Mon mari a eu un infarctus. Le Samu n'a même pas pu mettre ses appareils en route... à cause des ondes.” Le quotidien de ces agricultrices et agriculteurs vivant sous des lignes à haute tension ou à proximité d'antenne relais de téléphonie mobile est devenu un enfer. “Notre fils ne dormait plus, il avait des nausées.” Du moment où il est parti à l'internat, les symptômes ont cessé. L'enfer pour un éleveur, c'est aussi de voir mourir ses bêtes : “On a perdu plus de 80 veaux.” “Une année, avec toutes les poules que j'avais, j'ai dû acheter des œufs pour faire le gâteau d'anniversaire de ma fille...”
Des douleurs longtemps tues. “On se sentait toujours seul.” Jusqu'à ce qu'un comité de soutien à deux couples sarthois se mette en place en juillet 2018. Depuis, il a rassemblé d'autres victimes, et réuni une centaine de membres, faisant appel à un avocat. Ces étapes ont été médiatisées, et relatées dans l'Avenir agricole. Pour le journal, Nathalie Barbe avait mené une première enquête à laquelle elle donne suite dans ce documentaire. Elle parvient notamment à consulter des documents jusque-là non révélés publiquement, sur les coûts des protocoles de la THT. L'un des témoins est Serge Provost, éleveur de la Manche, qui se bat... depuis trente ans.

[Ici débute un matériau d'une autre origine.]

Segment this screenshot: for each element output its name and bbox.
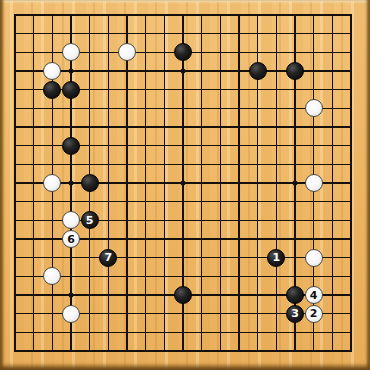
grid-line-vertical [220,14,221,352]
stone-white-R6 [305,249,323,267]
stone-white-G17 [118,43,136,61]
stone-black-C15 [43,81,61,99]
stone-black-K17 [174,43,192,61]
stone-white-C5 [43,267,61,285]
star-point [293,181,298,186]
move-number-label: 4 [310,290,318,301]
move-number-label: 5 [86,215,94,226]
stone-white-D3 [62,305,80,323]
star-point [69,293,74,298]
stone-white-D8 [62,211,80,229]
move-number-label: 6 [67,234,75,245]
stone-white-D7: 6 [62,230,80,248]
grid-line-horizontal [14,350,352,352]
stone-black-Q16 [286,62,304,80]
grid-line-vertical [332,14,333,352]
move-number-label: 2 [310,308,318,319]
grid-line-horizontal [14,257,352,258]
stone-white-R14 [305,99,323,117]
stone-black-O16 [249,62,267,80]
move-number-label: 7 [105,252,113,263]
stone-black-F6: 7 [99,249,117,267]
grid-line-horizontal [14,201,352,202]
stone-black-D12 [62,137,80,155]
stone-black-K4 [174,286,192,304]
stone-black-Q4 [286,286,304,304]
stone-white-D17 [62,43,80,61]
star-point [181,181,186,186]
grid-line-vertical [201,14,202,352]
grid-line-vertical [350,14,352,352]
grid-line-vertical [276,14,277,352]
grid-line-horizontal [14,276,352,277]
star-point [69,69,74,74]
go-board[interactable]: 5671432 [0,0,370,370]
stone-white-C16 [43,62,61,80]
stone-black-P6: 1 [267,249,285,267]
stone-black-D15 [62,81,80,99]
stone-black-Q3: 3 [286,305,304,323]
stone-black-E10 [81,174,99,192]
move-number-label: 1 [273,252,281,263]
star-point [69,181,74,186]
grid-line-vertical [238,14,239,352]
stone-white-R4: 4 [305,286,323,304]
stone-white-C10 [43,174,61,192]
stone-white-R3: 2 [305,305,323,323]
star-point [181,69,186,74]
stone-white-R10 [305,174,323,192]
move-number-label: 3 [291,308,299,319]
grid-line-horizontal [14,332,352,333]
stone-black-E8: 5 [81,211,99,229]
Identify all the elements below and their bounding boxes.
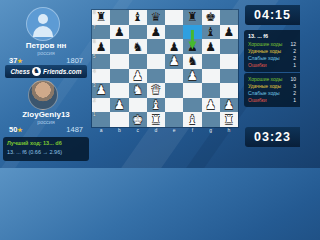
square-d6[interactable] <box>147 39 165 54</box>
white-pawn: ♟ <box>114 99 125 111</box>
rank-label: 8 <box>93 10 96 15</box>
square-h5[interactable] <box>220 54 238 69</box>
white-knight: ♞ <box>132 84 143 96</box>
square-c7[interactable] <box>129 25 147 40</box>
white-rook: ♜ <box>223 114 234 126</box>
black-pawn: ♟ <box>114 26 125 38</box>
square-b7[interactable]: ♟ <box>110 25 128 40</box>
rank-label: 5 <box>93 54 96 59</box>
square-e4[interactable] <box>165 69 183 84</box>
square-a6[interactable]: 6♟ <box>92 39 110 54</box>
rank-label: 4 <box>93 69 96 74</box>
stat-row: Слабые ходы 2 <box>248 55 296 62</box>
stat-value: 12 <box>290 41 296 48</box>
file-label: c <box>129 127 147 134</box>
square-f4[interactable]: ♟ <box>183 69 201 84</box>
black-pawn: ♟ <box>187 41 198 53</box>
top-player-rating-row: 37★ 1807 <box>9 56 83 65</box>
chess-board: 8♜♝♛♜♚7♟♟♝♟6♟♞♟♟♟5♟♞4♟♟3♟♞♛2♟♝♟♟1♚♜♝♜ <box>92 10 238 127</box>
person-icon <box>38 14 48 24</box>
square-h1[interactable]: ♜ <box>220 112 238 127</box>
played-move-line: 13. ... f6 (0.66 → 2.96) <box>7 149 85 155</box>
star-icon: ★ <box>17 58 22 64</box>
stat-label: Ошибки <box>248 62 267 69</box>
file-labels: abcdefgh <box>92 127 238 134</box>
left-sidebar: Петров нн россия 37★ 1807 Chess ♞ Friend… <box>0 0 92 168</box>
square-g6[interactable]: ♟ <box>202 39 220 54</box>
white-pawn: ♟ <box>187 70 198 82</box>
square-a8[interactable]: 8♜ <box>92 10 110 25</box>
star-icon: ★ <box>17 127 22 133</box>
square-c6[interactable]: ♞ <box>129 39 147 54</box>
square-c3[interactable]: ♞ <box>129 83 147 98</box>
white-rook: ♜ <box>150 114 161 126</box>
square-e8[interactable] <box>165 10 183 25</box>
square-g7[interactable]: ♝ <box>202 25 220 40</box>
bottom-player-name: ZloyGeniy13 <box>0 110 92 119</box>
bottom-player-rating-row: 50★ 1487 <box>9 125 83 134</box>
stat-value: 3 <box>293 83 296 90</box>
stat-value: 1 <box>293 62 296 69</box>
square-h3[interactable] <box>220 83 238 98</box>
square-d1[interactable]: ♜ <box>147 112 165 127</box>
file-label: e <box>165 127 183 134</box>
stat-label: Удачные ходы <box>248 48 281 55</box>
white-pawn: ♟ <box>132 70 143 82</box>
stat-label: Слабые ходы <box>248 55 280 62</box>
square-f8[interactable]: ♜ <box>183 10 201 25</box>
stat-row: Хорошие ходы 10 <box>248 76 296 83</box>
stat-value: 2 <box>293 90 296 97</box>
square-d4[interactable] <box>147 69 165 84</box>
square-h4[interactable] <box>220 69 238 84</box>
black-pawn: ♟ <box>223 26 234 38</box>
square-c1[interactable]: ♚ <box>129 112 147 127</box>
rank-label: 2 <box>93 98 96 103</box>
stat-value: 2 <box>293 48 296 55</box>
square-f1[interactable]: ♝ <box>183 112 201 127</box>
stat-value: 1 <box>293 97 296 104</box>
stat-label: Хорошие ходы <box>248 76 282 83</box>
square-e2[interactable] <box>165 98 183 113</box>
top-player-name: Петров нн <box>0 41 92 50</box>
square-d5[interactable] <box>147 54 165 69</box>
black-pawn: ♟ <box>96 41 107 53</box>
stat-row: Ошибки 1 <box>248 97 296 104</box>
top-player-rating: 1807 <box>66 56 83 65</box>
square-b3[interactable] <box>110 83 128 98</box>
white-king: ♚ <box>132 114 143 126</box>
logo-text-right: Friends.com <box>43 68 82 75</box>
square-d3[interactable]: ♛ <box>147 83 165 98</box>
square-g3[interactable] <box>202 83 220 98</box>
white-pawn: ♟ <box>223 99 234 111</box>
stat-row: Хорошие ходы 12 <box>248 41 296 48</box>
square-c5[interactable] <box>129 54 147 69</box>
black-bishop: ♝ <box>205 26 216 38</box>
bottom-player-level: 50★ <box>9 125 23 134</box>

Le reportage retrace la difficulté d'intervenir lorsqu'il s'agit d'ondes : “Aucun lien de causalité n'a été scientifiquement établi.” Le représentant de RTE plaide la bonne foi : “Nous n'arrivons pas à établir le lien.” Or pour que RTE ou les opérateurs de téléphonie dédommagent ou agissent, il faut des preuves. “Ce n'est pas parce qu'on ne comprend pas qu'il n'y a rien” commente un géobiologue. Faire admettre ces nuisances est l'un des buts du collectif.
Silence organisé
Mais ce que pointe le documentaire, c'est justement la mauvaise foi des opérateurs. Le GPSE (groupement permanent pour la sécurité électrique en milieu agricole), cellule chargée d'étudier les cas des agriculteurs, “exige le silence en échange de son aide. Les agriculteurs ont signé un engagement à ne pas parler”. De là, le propos du documentaire : on constate une omerta des institutions autour de ces situations. L'avocat du collectif pointe “une organisation de la désinformation” par le lobby électrique, comparable à celle qui a existé avec “le lobby de l'amiante”, ou “le lobby des pesticides”. Ce documentaire retrace ces combats des dernières années et contribue à les éclairer, eux qui restaient jusqu’à présent dans l'ombre des pylônes.